The saddest part of all this is the countless hours of work unpaid people have poured into the site, moderating, developing, and content creating only to see it end the manner it has.
I'm okay leaving it behind. I didn't contribute much over the 12 years I was there. I mostly lurked. I'm just sorry for all the people that worked hard to make the community better.
True, but the communities are built around people not the platform. We are once again learning that no platform will be around forever, older people have seen it plenty of times already.
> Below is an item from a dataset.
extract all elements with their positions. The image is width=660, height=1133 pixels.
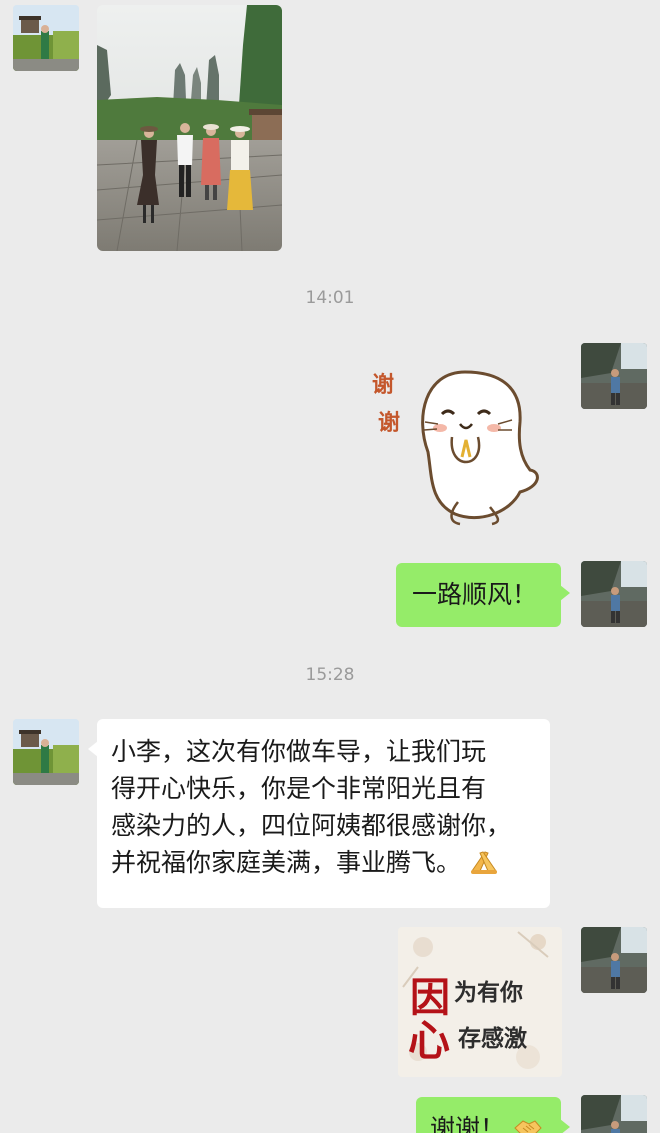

Yeah, I used to work at a university, so I've been around since the earliest days of the web. It's kind of ironic that from the very start one of the big misgivings from academics about the web as a research tool was the ephemeral nature of its content. One of the examples given back in the 1990s was that a lot of websites that people had begun to rely on were really just some grad student's pet project, and when they moved on someone else might or might not pick up where they left off.
The scale of things has certainly changed since then, but nothing seems to have become more permanent. Just the other day I went through my list of bookmarks on a topic, and easily half of them now lead nowhere, even URLs for major news outlets and blogging platforms that are still extant.
I've seen a few Wikipedia references do exactly the same thing.
Have you tried using Wayback Machine to see if there's an archive of the sites you have bookmarked?
I've noticed that some Wikipedia references now link to a Wayback Machine archive instead of directly to the original page. That's probably the smart way to do it.
In my case none of the dead links I had bookmarked were all that important. I had actually decided to try to check them in the first place because I couldn't remember what a lot of them were.